L'Ankou

Chapitre 20 : VI L'enlèvement

2265 mots, Catégorie: M

Dernière mise à jour 10/11/2016 04:29

           CHAPITRE VI : L’ENLEVEMENT

 

           Kathleen ne désirait pas voir son frère pour le moment. Elle se demandait si Denys l’avait compris car il ne lui imposa pas sa présence. Elle profita de la fraîcheur relative du matin pour aller faire une ballade seule dans le parc de la demeure du gouverneur. Elle apprécia les parterres de fleur et les haies parfaitements entretenues. Mais une ombre s’approcha d’elle en la saluant.

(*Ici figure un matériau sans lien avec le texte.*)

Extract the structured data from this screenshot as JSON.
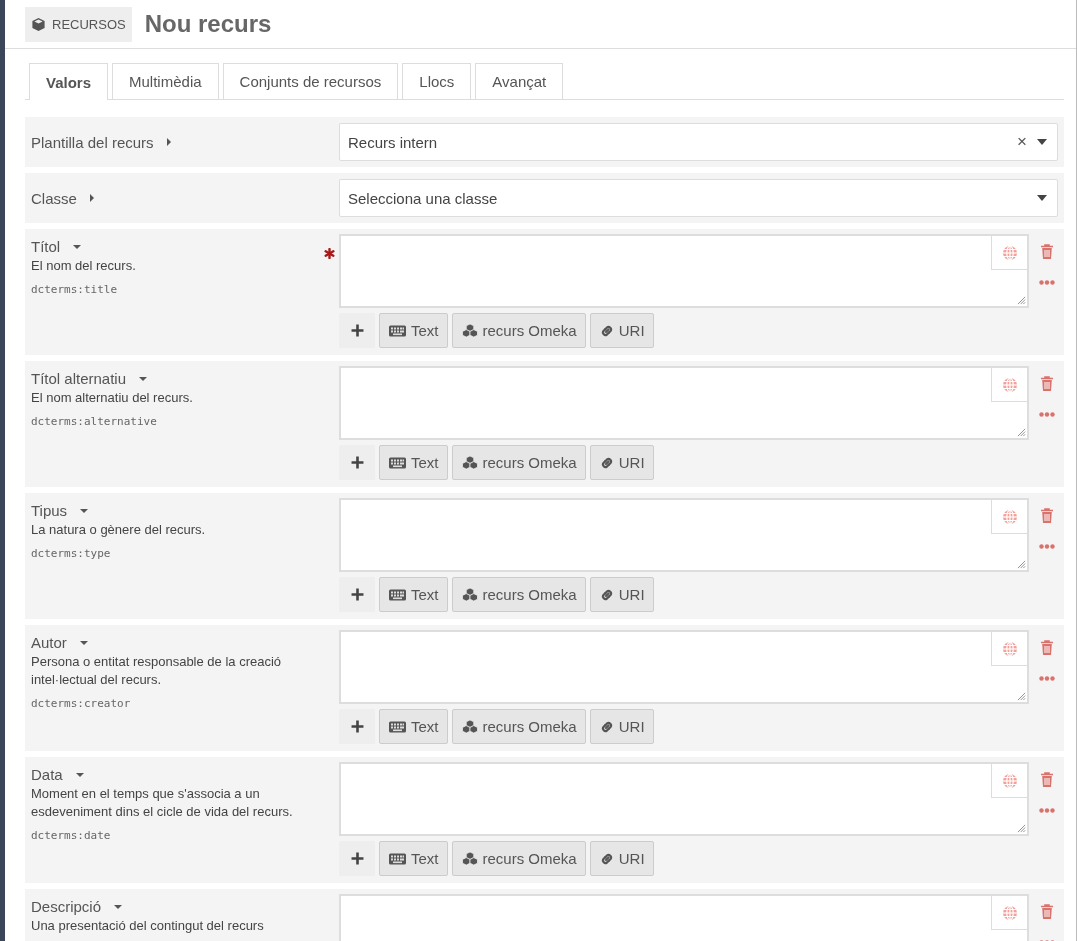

« Bonjour mademoiselle Tucson, dit le capitaine Shiphunt. Puis-je vous accompagner quelques instants ?

-Je ne voudrais pas que vous perdiez votre temps avec moi, dit Kathleen d’un ton sec.

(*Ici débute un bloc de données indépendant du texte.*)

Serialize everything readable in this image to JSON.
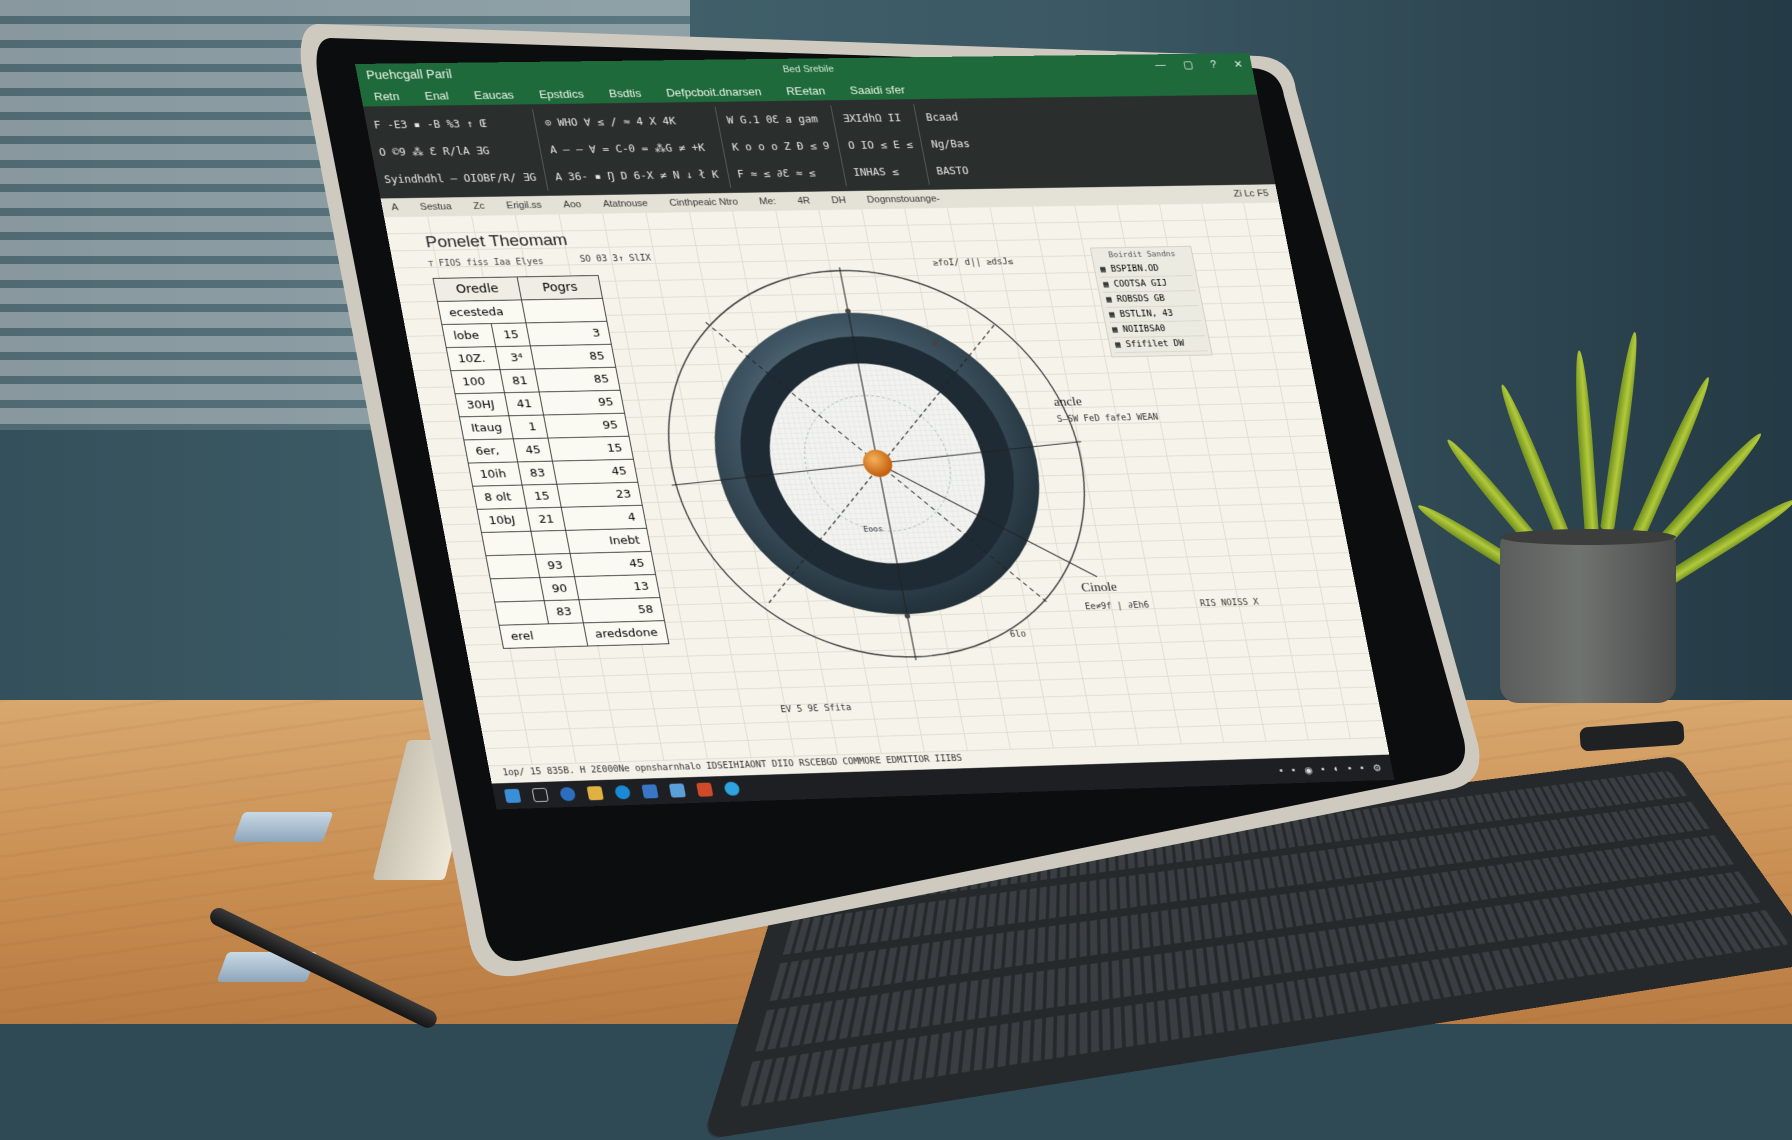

-Ne vous en faîtes pas pour moi, je ne compte pas perdre mon temps en votre présence. Je souhaiterais vous poser quelques questions.

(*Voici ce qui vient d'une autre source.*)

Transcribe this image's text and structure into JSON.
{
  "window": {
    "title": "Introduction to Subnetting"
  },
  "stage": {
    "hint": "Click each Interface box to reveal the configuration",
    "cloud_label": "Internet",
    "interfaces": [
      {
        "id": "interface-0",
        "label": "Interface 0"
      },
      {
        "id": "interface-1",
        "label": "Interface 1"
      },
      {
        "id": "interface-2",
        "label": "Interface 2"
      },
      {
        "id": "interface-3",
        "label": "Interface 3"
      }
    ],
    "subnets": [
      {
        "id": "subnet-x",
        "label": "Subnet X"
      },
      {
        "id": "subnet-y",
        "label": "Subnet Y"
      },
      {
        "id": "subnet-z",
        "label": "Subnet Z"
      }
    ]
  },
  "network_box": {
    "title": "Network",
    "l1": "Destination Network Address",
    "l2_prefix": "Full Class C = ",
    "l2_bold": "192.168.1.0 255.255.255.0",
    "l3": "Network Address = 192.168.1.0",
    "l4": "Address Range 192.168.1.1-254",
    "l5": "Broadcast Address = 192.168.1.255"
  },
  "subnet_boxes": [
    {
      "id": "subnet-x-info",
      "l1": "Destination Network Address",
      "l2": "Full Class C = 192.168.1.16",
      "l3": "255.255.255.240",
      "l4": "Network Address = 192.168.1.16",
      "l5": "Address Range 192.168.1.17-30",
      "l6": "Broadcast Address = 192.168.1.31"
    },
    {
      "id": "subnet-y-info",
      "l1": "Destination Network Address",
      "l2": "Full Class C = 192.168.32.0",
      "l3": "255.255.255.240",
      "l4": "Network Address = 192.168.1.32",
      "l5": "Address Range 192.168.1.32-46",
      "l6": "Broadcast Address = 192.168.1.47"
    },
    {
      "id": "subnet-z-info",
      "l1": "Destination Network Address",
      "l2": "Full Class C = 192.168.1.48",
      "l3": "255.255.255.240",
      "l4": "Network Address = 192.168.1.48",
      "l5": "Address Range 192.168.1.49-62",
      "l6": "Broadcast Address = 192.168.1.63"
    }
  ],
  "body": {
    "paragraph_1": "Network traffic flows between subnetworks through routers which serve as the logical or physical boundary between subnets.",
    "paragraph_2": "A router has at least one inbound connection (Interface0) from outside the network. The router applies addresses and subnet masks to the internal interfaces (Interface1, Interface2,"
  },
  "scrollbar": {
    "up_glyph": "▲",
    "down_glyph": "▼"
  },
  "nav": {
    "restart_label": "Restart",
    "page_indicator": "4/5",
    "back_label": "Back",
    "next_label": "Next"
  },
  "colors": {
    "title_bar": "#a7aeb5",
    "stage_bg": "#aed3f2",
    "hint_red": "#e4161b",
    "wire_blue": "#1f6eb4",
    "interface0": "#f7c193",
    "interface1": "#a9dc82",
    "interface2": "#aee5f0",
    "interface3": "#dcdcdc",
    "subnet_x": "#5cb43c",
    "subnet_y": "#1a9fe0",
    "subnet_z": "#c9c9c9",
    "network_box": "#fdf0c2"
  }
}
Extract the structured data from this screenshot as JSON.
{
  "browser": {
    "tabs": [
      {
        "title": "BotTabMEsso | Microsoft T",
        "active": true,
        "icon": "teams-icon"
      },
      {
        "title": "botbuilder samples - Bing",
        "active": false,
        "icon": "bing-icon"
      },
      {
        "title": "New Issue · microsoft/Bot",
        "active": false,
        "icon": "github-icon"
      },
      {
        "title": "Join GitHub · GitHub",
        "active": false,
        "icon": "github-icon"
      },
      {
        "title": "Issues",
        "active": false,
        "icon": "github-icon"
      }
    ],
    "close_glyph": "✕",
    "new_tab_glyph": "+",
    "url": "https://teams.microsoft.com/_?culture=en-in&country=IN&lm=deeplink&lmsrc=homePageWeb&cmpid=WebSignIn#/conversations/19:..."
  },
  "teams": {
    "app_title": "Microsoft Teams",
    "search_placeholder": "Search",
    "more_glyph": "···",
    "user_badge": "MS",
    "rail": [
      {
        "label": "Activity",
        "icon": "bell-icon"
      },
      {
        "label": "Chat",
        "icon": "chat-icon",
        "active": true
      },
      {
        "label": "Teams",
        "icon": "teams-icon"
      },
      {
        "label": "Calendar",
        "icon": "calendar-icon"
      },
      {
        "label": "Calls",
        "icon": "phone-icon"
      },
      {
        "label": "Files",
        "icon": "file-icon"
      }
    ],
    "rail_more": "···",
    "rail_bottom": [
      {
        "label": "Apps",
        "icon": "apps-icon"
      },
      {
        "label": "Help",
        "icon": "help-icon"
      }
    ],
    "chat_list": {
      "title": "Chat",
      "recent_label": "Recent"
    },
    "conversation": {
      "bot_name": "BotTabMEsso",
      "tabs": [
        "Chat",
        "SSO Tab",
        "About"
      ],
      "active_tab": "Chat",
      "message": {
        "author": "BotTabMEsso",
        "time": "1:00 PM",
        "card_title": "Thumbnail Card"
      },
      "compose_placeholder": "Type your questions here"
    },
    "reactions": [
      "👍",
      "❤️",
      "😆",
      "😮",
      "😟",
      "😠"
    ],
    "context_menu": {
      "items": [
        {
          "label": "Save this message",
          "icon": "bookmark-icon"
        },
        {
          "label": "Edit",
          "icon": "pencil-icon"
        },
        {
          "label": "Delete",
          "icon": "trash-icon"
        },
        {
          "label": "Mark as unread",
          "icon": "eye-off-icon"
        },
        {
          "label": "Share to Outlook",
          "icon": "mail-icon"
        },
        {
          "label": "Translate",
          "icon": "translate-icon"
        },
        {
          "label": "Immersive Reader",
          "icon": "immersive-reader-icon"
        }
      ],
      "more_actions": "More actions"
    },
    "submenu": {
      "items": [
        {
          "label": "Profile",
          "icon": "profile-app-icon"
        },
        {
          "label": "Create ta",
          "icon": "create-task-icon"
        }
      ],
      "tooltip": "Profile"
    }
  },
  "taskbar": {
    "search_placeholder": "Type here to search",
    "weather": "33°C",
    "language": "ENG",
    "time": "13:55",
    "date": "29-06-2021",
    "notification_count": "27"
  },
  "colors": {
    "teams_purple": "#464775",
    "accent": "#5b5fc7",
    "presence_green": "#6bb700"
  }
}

-Et moi je ne souhaite pas y répondre.

-Voyons mademoiselle, je vous conseille de coopérer.

-Sinon quoi ? demanda Kathleen avec un air de défi.

-Sinon je devrais demander à votre père de vous obliger à le faire.

-Je n’ai pas peur de dire non à mon père. »

           Excédé, Shiphunt plaqua la jeune femme contre le mur d’enceinte en lui serrant la gorge. Malgré cette démonstration de violence, il gardait un visage souriant.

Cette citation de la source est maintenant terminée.